WASHINGTON (Reuters) - An antibody being developed by a Dutch drug company chokes off both seasonal flu and the H5N1 avian flu virus and might offer a way to develop better treatments and vaccines, researchers reported on Thursday.

Crucell NV's antibody, a naturally occurring immune system protein, grabs onto a hidden part of flu viruses, stopping them from infecting cells, they reported in the journal Science.

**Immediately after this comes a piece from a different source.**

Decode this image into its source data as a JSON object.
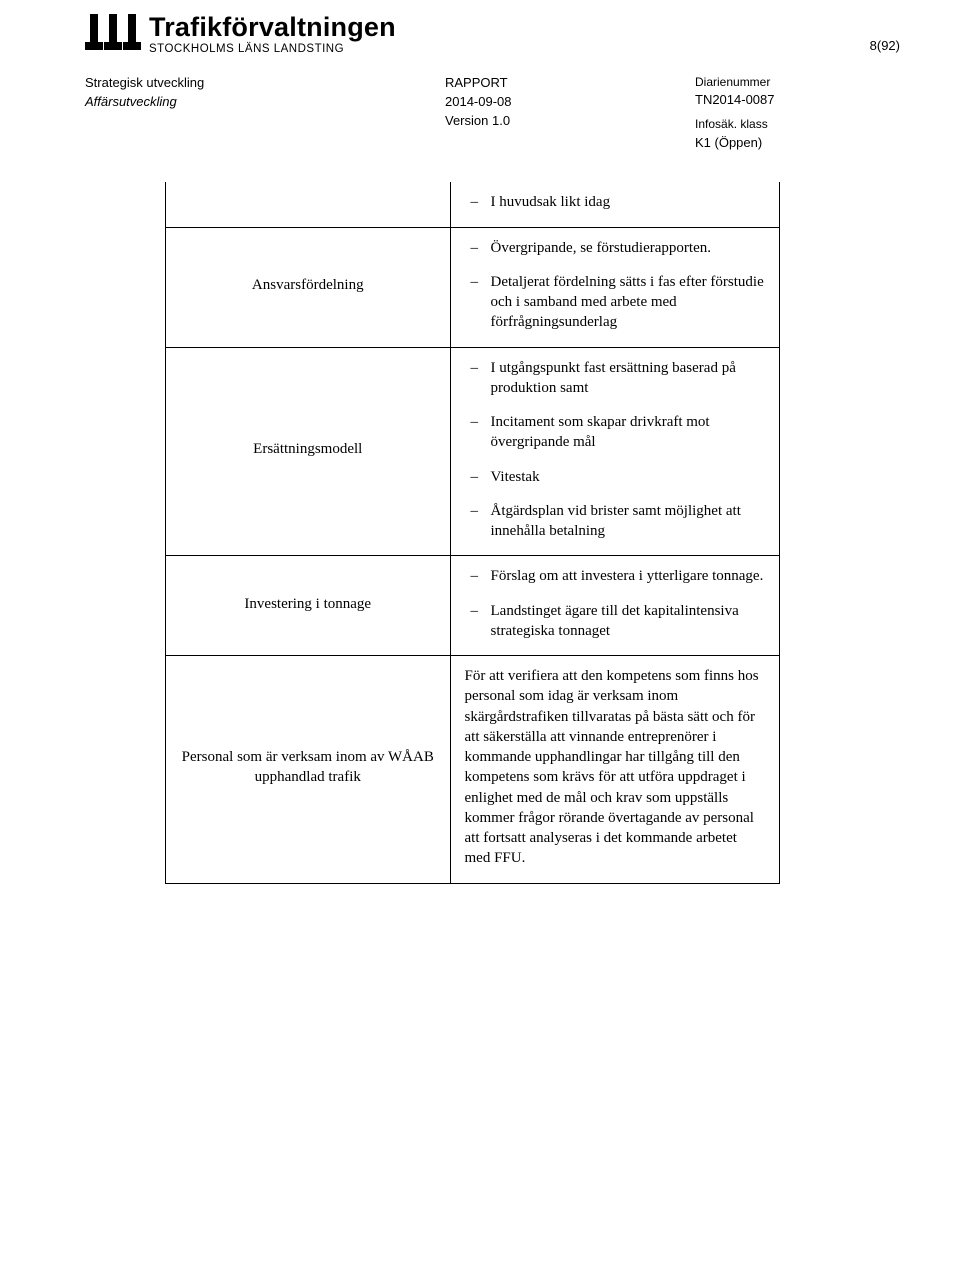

It is the second report in a week to find antibodies that can interfere with a range of strains of flu -- one of the hardest viruses to fight because it mutates so much.

"This is very exciting because it marks the first step toward the Holy Grail of influenza vaccinology -- the development of a durable and cross-protective universal influenza virus vaccine," Ian Wilson, a researcher at he Scripps Research Institute in La Jolla, California, who helped lead the research, said in a statement.

"Such a flu vaccine could be given to a person just once and act as a universal protectant for most subtypes of influenza, even against pandemic viruses."

On Sunday, another research team said they had found a batch of antibodies that do something similar.

Flu vaccines and drugs focus on proteins found on the surface of the flu virus called hemagglutinin and neuraminidase, which give influenza A viruses their names, as in H5N1 or H1N1.

Hemagglutinin is a lollipop-shaped structure with a big, round head. This head is so large that it attracts most of the immune system antibodies -- which then slip off when it mutates.

Because of the mutations, vaccines have to be reformulated every year and the viruses can develop resistance to antiviral drugs.

The antibodies found by Wilson's group and the U.S. team earlier this week attach to the "stick" of the hemagglutinin lollipop. This mutates less than the head, and so provides less of a moving target.

In both studies, the antibody suppressed a range of flu viruses, including H5N1 avian flu and the currently circulating H1N1 seasonal flu virus, although they did not work well against another seasonal flu virus called H3N2.

Wilson's team and Crucell Holland found their antibody, called CR6261, in the blood of people who had been vaccinated with the ordinary seasonal flu vaccine.

Similar antibodies have now also been found in other people, but it is not clear how well they protect people from flu or whether some people's bodies use them more efficiently than others.

Both groups said their antibodies provide a way to treat people infected with flu, as well as a route to designing better drugs and vaccines.